About

Charles Noble joined the Oregon Symphony as Assistant principal violist in 1995. He was a founding member of the acclaimed Ethos Quartet. In 1993 he was first-prize winner of the Seattle Ladies Musical Club Competition. He received the 1995 C.D. Jackson Award by a vote of the faculty at the Tanglewood Music Center; and was awarded the 1995 Israel Dorman String Prize at the Peabody Conservatory of Music at Johns Hopkins Unversity.

His solo appearances include two performances the Mozart Sinfonie concertante, the West Coast premiere of the Joseph Castaldo Viola Concerto, Bach’s Brandenburg Concerto No. 6 with OSO Principal violist Joël Belgique, and the Bruch Romanze for Viola and Orchestra, all with the Oregon Symphony. Other solo appearances include the Cascade Festival of Music, Chico Symphony (CA), the Vermont Youth Orchestra, Tacoma Youth Symphony, Tacoma Young Artists Orchestra and the Portland Youth Philharmonic.
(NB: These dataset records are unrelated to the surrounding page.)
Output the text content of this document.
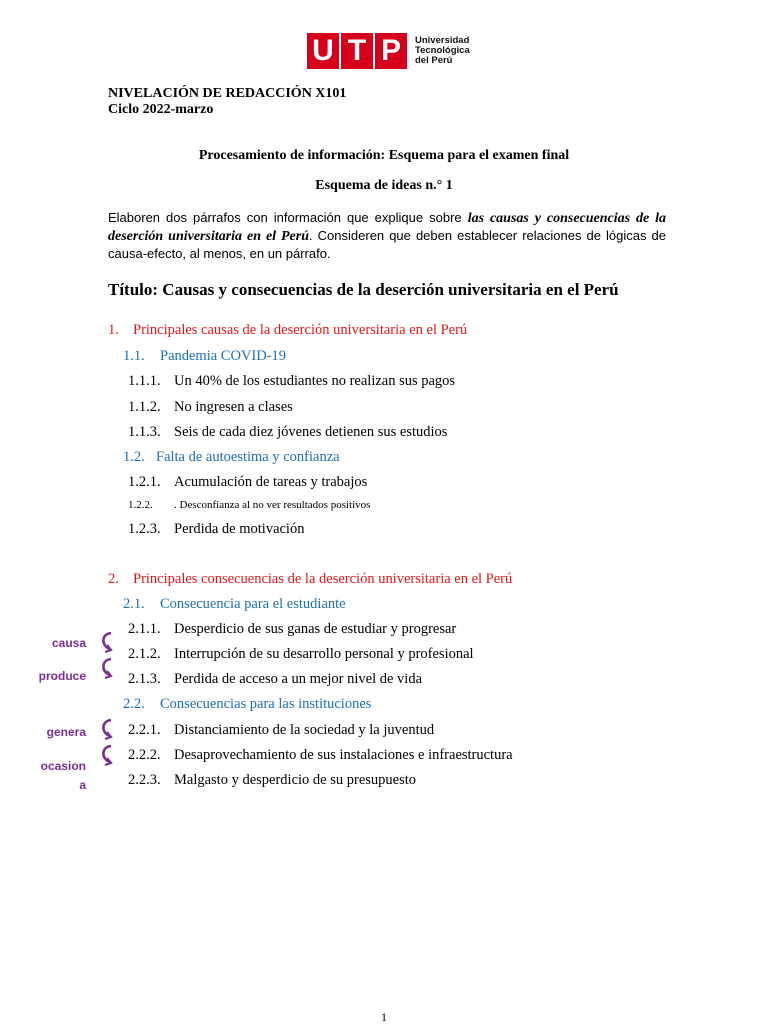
U T P	Universidad
Tecnológica
del Perú
NIVELACIÓN DE REDACCIÓN X101
Ciclo 2022-marzo
Procesamiento de información: Esquema para el examen final
Esquema de ideas n.° 1
Elaboren dos párrafos con información que explique sobre las causas y consecuencias de la deserción universitaria en el Perú. Consideren que deben establecer relaciones de lógicas de causa-efecto, al menos, en un párrafo.
Título: Causas y consecuencias de la deserción universitaria en el Perú
1. Principales causas de la deserción universitaria en el Perú
1.1. Pandemia COVID-19
1.1.1. Un 40% de los estudiantes no realizan sus pagos
1.1.2. No ingresen a clases
1.1.3. Seis de cada diez jóvenes detienen sus estudios
1.2. Falta de autoestima y confianza
1.2.1. Acumulación de tareas y trabajos
1.2.2. . Desconfianza al no ver resultados positivos
1.2.3. Perdida de motivación
2. Principales consecuencias de la deserción universitaria en el Perú
2.1. Consecuencia para el estudiante
2.1.1. Desperdicio de sus ganas de estudiar y progresar
2.1.2. Interrupción de su desarrollo personal y profesional
2.1.3. Perdida de acceso a un mejor nivel de vida
2.2. Consecuencias para las instituciones
2.2.1. Distanciamiento de la sociedad y la juventud
2.2.2. Desaprovechamiento de sus instalaciones e infraestructura
2.2.3. Malgasto y desperdicio de su presupuesto
causa
produce
genera
ocasion
a
1
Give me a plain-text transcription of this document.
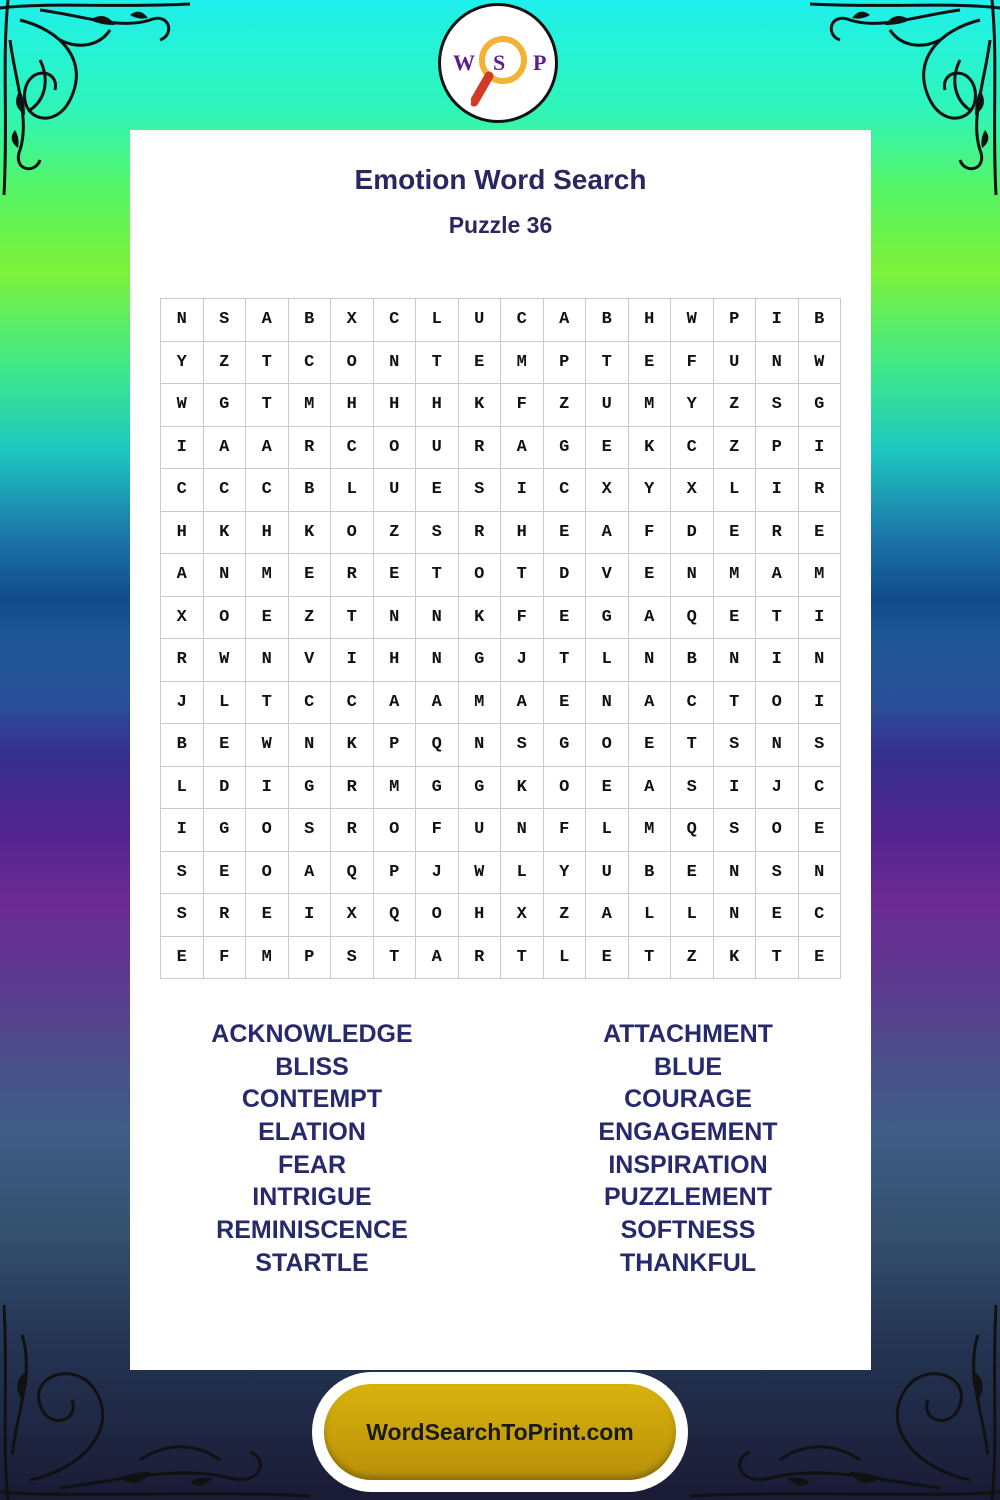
W S P
Emotion Word Search
Puzzle 36
N	S	A	B	X	C	L	U	C	A	B	H	W	P	I	B
Y	Z	T	C	O	N	T	E	M	P	T	E	F	U	N	W
W	G	T	M	H	H	H	K	F	Z	U	M	Y	Z	S	G
I	A	A	R	C	O	U	R	A	G	E	K	C	Z	P	I
C	C	C	B	L	U	E	S	I	C	X	Y	X	L	I	R
H	K	H	K	O	Z	S	R	H	E	A	F	D	E	R	E
A	N	M	E	R	E	T	O	T	D	V	E	N	M	A	M
X	O	E	Z	T	N	N	K	F	E	G	A	Q	E	T	I
R	W	N	V	I	H	N	G	J	T	L	N	B	N	I	N
J	L	T	C	C	A	A	M	A	E	N	A	C	T	O	I
B	E	W	N	K	P	Q	N	S	G	O	E	T	S	N	S
L	D	I	G	R	M	G	G	K	O	E	A	S	I	J	C
I	G	O	S	R	O	F	U	N	F	L	M	Q	S	O	E
S	E	O	A	Q	P	J	W	L	Y	U	B	E	N	S	N
S	R	E	I	X	Q	O	H	X	Z	A	L	L	N	E	C
E	F	M	P	S	T	A	R	T	L	E	T	Z	K	T	E
ACKNOWLEDGE
BLISS
CONTEMPT
ELATION
FEAR
INTRIGUE
REMINISCENCE
STARTLE
ATTACHMENT
BLUE
COURAGE
ENGAGEMENT
INSPIRATION
PUZZLEMENT
SOFTNESS
THANKFUL
WordSearchToPrint.com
He was a member of the faculty at the 1998 National Youth Orchestra Festival at the Interlochen Center for the Arts, and is co-founder and a member of the faculty of the Max Aronoff Viola Institute in Seattle, Washington. As an author he has published two articles on audition preparation appearing the July and August, 1999 issues of The Strad magazine; his article profiling violist Roberto Díaz appeared in the January 2003 issue. He was one of three American violists invited to tour Japan with the Super World Orchestra, whose roster included members of the Vienna Philharmonic, Leipzig Gewandhaus Orchestra, New York Philharmonic, Philadelphia Orchestra and Cleveland Orchestra. In December of 2000, he was visiting master teacher at the University of Nevada at Reno. In 2002 he was a featured artist performer at the 2002 International Viola Congress in Seattle, WA, where he and colleague Joël Belgique performed George Benjamin’s Viola, viola. In 2005, he co-founded the Arnica String Quartet with Shin-young Kwon, Sarah Roth and Heather Blackburn.